31 janvier 2026 - 11:59
Washington annonce de nouvelles sanctions visant des responsables iraniens, dont le ministre de l’Intérieur Eskandar Momeni

Selon le communiqué américain, ces désignations ont été effectuées dans le cadre des mécanismes de sanctions gérés par l’Office of Foreign Assets Control (OFAC). Comme pour les précédentes mesures similaires, l’inscription sur la liste américaine entraîne généralement le gel de tout avoir éventuel relevant de la juridiction des États-Unis et interdit, en principe, aux personnes et entités américaines d’effectuer des transactions avec les personnes sanctionnées, tandis que des risques de sanctions secondaires peuvent aussi peser sur des acteurs étrangers.

Agence de presse AhlulBayt (ABNA) : Dans sa notification, le Trésor américain a mentionné explicitement Eskandar Momeni en tant que ministre de l’Intérieur de la République islamique d’Iran. Washington a également cité le général Majid Khademi en tant que responsable de l’Organisation du renseignement du CGRI, un organe décrit par les États-Unis comme un acteur central des structures sécuritaires iraniennes. Le général Hamid Damqani a, pour sa part, été présenté comme commandant de la Force Qods dans la province septentrionale de Guilan.

Ces nouvelles sanctions interviennent dans un contexte de tensions récurrentes entre Téhéran et Washington, marqué par la persistance d’un régime de sanctions unilatérales et par des divergences profondes sur plusieurs dossiers, dont le nucléaire, la sécurité régionale et les questions de souveraineté. Les autorités iraniennes dénoncent régulièrement les sanctions américaines comme illégales et contraires au droit international, les qualifiant d’outil de pression politique et de « guerre économique » visant la population iranienne et l’économie nationale.

Des observateurs notent que les annonces périodiques de sanctions par les États-Unis s’accompagnent souvent d’un discours public présentant ces mesures comme un levier de contrainte, alors que l’Iran affirme que la pression ne saurait remplacer la diplomatie. Téhéran soutient, de son côté, que toute approche crédible doit reposer sur le respect mutuel, la levée effective des mesures coercitives et des garanties contre leur réimposition.

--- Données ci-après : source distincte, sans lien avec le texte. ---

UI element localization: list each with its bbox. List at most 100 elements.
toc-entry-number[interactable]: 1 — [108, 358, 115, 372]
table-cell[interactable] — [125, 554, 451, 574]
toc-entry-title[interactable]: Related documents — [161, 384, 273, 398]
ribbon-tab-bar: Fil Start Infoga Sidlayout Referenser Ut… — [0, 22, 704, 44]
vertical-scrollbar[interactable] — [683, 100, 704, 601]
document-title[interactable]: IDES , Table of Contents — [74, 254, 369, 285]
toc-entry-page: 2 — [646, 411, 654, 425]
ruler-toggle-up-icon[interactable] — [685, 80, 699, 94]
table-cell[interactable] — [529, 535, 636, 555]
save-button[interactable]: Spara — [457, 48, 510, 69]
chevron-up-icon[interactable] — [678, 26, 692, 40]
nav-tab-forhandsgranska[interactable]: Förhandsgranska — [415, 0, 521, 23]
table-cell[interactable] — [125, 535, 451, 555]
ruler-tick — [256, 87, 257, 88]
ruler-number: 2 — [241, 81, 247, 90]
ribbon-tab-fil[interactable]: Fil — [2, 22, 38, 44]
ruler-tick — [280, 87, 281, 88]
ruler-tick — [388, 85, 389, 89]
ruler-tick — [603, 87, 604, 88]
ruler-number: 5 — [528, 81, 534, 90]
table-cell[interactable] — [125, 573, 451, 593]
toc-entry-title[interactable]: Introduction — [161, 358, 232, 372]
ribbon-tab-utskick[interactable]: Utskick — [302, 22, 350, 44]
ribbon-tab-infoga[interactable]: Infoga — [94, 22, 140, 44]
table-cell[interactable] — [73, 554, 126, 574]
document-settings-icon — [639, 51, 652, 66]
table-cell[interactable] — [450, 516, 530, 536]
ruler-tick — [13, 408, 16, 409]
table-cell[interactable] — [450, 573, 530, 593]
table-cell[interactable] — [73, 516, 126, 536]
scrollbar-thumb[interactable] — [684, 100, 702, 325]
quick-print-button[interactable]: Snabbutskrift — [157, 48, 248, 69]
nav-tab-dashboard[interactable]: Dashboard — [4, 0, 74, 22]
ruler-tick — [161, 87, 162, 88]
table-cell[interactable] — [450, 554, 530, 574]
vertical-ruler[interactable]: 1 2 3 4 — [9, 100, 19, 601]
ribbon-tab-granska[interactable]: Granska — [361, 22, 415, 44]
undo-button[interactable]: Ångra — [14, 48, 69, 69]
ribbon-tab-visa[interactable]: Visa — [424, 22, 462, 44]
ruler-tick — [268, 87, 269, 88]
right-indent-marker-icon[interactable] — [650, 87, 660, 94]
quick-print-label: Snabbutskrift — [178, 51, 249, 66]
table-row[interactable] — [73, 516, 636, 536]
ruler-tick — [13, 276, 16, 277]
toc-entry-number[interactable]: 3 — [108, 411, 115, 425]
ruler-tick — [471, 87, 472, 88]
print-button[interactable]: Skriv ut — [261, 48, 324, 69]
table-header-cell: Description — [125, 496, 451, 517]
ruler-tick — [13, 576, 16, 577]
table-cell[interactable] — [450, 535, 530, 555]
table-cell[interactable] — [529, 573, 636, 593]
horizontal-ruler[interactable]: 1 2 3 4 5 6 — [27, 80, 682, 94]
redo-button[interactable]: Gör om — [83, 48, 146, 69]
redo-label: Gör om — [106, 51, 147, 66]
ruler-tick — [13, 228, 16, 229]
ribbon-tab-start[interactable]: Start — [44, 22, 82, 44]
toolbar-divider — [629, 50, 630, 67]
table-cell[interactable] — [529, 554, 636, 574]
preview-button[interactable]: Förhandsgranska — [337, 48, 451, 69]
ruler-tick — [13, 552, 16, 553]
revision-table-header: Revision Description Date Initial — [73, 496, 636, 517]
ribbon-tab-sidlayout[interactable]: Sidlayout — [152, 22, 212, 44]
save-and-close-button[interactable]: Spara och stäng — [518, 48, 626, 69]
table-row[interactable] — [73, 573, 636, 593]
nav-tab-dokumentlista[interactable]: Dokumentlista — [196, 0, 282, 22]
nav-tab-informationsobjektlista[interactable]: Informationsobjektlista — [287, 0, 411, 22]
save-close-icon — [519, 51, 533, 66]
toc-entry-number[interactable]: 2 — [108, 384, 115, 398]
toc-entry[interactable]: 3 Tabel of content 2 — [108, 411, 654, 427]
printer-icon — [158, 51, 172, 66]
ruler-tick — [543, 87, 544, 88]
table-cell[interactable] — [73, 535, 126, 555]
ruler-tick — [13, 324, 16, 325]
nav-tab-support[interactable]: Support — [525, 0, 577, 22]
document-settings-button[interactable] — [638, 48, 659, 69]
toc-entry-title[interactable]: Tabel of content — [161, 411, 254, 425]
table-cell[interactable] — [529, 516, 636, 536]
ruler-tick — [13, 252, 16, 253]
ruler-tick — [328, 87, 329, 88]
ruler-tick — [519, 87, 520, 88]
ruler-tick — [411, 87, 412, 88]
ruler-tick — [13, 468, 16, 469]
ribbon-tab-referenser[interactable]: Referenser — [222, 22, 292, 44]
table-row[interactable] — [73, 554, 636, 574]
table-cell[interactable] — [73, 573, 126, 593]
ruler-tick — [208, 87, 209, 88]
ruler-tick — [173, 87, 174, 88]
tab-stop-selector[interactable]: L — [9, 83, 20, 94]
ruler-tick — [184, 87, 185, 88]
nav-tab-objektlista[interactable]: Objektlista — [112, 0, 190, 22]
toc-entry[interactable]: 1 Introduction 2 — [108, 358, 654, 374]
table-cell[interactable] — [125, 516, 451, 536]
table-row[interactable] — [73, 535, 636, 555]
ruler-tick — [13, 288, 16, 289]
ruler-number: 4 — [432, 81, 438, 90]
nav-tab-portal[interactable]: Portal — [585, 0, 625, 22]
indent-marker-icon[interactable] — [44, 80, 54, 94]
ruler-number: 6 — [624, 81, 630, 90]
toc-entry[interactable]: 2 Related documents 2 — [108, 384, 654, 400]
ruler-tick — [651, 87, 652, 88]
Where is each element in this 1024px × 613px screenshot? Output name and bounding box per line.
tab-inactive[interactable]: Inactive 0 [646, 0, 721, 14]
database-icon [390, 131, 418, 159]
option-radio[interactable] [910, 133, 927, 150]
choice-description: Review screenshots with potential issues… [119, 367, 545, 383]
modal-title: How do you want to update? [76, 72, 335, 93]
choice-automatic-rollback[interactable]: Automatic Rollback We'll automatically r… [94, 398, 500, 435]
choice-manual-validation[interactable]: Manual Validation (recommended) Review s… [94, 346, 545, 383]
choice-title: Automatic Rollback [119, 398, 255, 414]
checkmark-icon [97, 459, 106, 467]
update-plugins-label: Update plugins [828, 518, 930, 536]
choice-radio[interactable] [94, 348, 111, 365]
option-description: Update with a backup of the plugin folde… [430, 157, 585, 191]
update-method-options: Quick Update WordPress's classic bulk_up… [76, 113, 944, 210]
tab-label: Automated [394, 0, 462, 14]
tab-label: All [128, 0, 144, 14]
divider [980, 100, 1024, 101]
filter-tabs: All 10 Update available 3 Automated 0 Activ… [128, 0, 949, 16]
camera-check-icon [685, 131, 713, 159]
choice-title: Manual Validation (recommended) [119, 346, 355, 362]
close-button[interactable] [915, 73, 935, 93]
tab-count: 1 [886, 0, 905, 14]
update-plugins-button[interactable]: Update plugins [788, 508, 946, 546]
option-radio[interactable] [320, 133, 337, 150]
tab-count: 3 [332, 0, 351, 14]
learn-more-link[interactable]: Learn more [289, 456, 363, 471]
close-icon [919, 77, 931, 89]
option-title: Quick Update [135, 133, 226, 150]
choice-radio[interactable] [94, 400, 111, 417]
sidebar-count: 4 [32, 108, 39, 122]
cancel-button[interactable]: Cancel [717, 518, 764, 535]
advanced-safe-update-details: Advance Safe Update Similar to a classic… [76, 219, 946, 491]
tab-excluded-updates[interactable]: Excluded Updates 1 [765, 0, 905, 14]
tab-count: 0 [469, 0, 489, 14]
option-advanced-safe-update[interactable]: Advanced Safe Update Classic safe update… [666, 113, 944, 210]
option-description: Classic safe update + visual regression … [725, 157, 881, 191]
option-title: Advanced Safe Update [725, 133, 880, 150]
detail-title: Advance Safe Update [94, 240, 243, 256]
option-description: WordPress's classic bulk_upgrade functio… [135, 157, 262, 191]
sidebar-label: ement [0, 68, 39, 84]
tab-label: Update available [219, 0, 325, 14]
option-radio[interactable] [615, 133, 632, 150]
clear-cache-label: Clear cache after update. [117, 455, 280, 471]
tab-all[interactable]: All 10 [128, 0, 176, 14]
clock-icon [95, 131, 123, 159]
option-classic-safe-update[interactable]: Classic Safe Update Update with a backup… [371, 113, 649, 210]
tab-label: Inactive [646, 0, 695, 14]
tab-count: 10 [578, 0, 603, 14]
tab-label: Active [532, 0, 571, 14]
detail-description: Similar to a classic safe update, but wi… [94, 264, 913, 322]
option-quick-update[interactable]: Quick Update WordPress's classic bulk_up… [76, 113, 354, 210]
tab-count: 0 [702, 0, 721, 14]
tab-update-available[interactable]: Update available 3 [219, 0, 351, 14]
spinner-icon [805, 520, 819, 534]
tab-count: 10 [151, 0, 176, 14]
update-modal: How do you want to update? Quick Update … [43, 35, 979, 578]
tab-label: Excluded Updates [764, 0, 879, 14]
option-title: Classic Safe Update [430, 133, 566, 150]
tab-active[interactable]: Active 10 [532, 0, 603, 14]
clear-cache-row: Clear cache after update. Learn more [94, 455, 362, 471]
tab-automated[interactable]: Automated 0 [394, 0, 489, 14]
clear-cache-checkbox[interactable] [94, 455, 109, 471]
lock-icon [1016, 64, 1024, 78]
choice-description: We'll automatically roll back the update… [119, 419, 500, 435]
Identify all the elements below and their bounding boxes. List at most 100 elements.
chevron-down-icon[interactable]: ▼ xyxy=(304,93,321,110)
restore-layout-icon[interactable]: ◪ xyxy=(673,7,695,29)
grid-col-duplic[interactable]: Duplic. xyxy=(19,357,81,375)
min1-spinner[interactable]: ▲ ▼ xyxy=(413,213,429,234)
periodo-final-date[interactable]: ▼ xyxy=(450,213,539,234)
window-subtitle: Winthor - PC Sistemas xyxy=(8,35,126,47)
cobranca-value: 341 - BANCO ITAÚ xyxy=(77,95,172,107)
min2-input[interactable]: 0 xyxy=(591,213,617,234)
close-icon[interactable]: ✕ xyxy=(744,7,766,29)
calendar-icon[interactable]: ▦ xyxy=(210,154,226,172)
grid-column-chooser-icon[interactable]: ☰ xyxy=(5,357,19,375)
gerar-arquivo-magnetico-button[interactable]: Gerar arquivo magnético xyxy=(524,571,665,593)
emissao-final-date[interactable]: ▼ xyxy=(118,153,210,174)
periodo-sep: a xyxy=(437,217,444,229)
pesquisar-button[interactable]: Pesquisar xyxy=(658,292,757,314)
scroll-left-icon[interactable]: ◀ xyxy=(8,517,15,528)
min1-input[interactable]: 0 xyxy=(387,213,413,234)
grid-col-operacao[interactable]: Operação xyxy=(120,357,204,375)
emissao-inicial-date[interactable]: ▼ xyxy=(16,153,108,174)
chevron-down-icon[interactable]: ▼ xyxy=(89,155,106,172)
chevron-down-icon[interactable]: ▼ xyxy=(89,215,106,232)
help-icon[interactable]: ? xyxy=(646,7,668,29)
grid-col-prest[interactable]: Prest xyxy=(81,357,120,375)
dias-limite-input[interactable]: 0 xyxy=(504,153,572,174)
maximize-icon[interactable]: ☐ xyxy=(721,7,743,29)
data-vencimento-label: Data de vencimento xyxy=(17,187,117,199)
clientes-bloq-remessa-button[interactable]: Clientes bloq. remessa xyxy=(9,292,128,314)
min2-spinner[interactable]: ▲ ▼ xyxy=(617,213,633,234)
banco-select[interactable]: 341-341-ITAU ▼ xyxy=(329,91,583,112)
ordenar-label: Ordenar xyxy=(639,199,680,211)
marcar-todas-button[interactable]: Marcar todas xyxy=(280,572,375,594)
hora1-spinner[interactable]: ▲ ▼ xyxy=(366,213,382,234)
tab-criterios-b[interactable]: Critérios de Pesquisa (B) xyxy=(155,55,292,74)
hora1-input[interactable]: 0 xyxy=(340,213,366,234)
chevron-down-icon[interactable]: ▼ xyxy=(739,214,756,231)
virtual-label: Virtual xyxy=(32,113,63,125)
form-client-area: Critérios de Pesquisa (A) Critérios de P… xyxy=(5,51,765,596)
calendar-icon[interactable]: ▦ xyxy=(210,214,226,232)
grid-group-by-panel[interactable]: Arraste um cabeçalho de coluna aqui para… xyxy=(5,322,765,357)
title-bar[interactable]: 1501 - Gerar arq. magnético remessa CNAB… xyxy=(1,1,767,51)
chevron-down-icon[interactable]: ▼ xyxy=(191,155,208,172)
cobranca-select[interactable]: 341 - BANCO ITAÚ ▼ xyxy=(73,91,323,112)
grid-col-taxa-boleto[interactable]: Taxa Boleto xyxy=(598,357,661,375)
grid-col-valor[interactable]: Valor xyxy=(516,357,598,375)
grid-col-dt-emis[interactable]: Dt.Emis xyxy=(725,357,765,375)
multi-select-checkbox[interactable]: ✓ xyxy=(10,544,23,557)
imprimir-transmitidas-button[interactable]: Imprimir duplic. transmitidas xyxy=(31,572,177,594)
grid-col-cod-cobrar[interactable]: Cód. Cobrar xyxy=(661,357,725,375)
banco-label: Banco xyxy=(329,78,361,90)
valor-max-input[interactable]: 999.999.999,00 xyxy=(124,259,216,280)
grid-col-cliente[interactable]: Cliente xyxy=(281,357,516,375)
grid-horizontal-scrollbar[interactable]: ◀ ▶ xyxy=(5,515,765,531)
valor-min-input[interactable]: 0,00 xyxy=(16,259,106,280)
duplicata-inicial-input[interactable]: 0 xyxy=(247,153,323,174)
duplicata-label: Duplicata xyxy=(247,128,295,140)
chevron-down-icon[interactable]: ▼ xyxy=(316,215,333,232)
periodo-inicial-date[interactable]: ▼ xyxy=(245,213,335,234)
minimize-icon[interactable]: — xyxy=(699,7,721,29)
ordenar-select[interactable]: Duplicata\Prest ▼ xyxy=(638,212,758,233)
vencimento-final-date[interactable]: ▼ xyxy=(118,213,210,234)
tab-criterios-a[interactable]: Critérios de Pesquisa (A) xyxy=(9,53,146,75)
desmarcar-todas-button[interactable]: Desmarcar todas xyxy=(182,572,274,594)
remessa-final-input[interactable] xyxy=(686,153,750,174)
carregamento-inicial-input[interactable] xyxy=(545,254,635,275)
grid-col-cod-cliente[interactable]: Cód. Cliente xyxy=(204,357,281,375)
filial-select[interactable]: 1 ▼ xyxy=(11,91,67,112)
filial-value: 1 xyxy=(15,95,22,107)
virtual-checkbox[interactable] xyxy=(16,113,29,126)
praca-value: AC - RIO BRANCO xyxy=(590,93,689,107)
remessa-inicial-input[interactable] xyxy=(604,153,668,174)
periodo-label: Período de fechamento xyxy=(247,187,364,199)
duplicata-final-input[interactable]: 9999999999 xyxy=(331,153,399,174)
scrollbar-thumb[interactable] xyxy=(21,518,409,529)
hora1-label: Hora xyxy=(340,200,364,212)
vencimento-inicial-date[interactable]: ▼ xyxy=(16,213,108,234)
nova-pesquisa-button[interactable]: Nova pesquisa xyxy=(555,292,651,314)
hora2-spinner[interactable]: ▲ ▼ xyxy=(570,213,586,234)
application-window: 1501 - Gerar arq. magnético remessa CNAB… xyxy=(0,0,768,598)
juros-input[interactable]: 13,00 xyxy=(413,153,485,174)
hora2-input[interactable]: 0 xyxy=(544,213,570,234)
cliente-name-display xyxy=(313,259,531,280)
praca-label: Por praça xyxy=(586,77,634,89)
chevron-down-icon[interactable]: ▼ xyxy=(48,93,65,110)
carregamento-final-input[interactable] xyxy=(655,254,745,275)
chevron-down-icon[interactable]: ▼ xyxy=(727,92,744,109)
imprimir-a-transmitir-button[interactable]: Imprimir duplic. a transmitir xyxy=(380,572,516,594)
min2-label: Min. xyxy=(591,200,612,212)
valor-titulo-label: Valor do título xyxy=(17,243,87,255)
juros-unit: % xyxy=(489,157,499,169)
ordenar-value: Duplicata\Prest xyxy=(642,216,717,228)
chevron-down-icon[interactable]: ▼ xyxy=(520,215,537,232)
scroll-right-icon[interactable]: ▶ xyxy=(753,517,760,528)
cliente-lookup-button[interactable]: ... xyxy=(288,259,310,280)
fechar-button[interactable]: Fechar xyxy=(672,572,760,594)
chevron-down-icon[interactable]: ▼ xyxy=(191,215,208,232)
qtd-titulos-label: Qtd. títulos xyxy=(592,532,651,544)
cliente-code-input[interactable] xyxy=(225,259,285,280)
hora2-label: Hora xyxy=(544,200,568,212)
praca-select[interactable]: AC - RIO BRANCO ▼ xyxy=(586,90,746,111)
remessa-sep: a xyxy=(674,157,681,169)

Sur le plan interne, des analystes estiment que l’élargissement de la liste des sanctions à des responsables occupant des postes gouvernementaux et sécuritaires sensibles vise à intensifier la pression psychologique et médiatique, et à signaler une posture dure dans la confrontation politique avec la République islamique. Du point de vue iranien, l’expérience des dernières années a montré, selon de nombreux responsables, que l’accumulation de sanctions n’a pas produit les résultats politiques recherchés par Washington, et qu’elle a plutôt renforcé la logique d’autonomie et de résilience.

Par ailleurs, plusieurs capitales et acteurs internationaux ont, à différentes reprises, appelé à privilégier des solutions diplomatiques et à éviter toute escalade. Dans ce cadre, des commentateurs soulignent que la multiplication des sanctions peut compliquer davantage les perspectives de dialogue, en réduisant l’espace politique nécessaire à des arrangements négociés, tout en alimentant les tensions régionales.

Aucune réaction détaillée n’était immédiatement rapportée dans l’annonce américaine concernant d’éventuelles réponses iraniennes spécifiques à cette vague de désignations. Néanmoins, l’Iran a, à maintes reprises, affirmé qu’il se réserve le droit de répondre de manière appropriée à ce qu’il considère comme des actes hostiles, tout en insistant sur la nécessité de préserver la stabilité régionale et de respecter la souveraineté des États.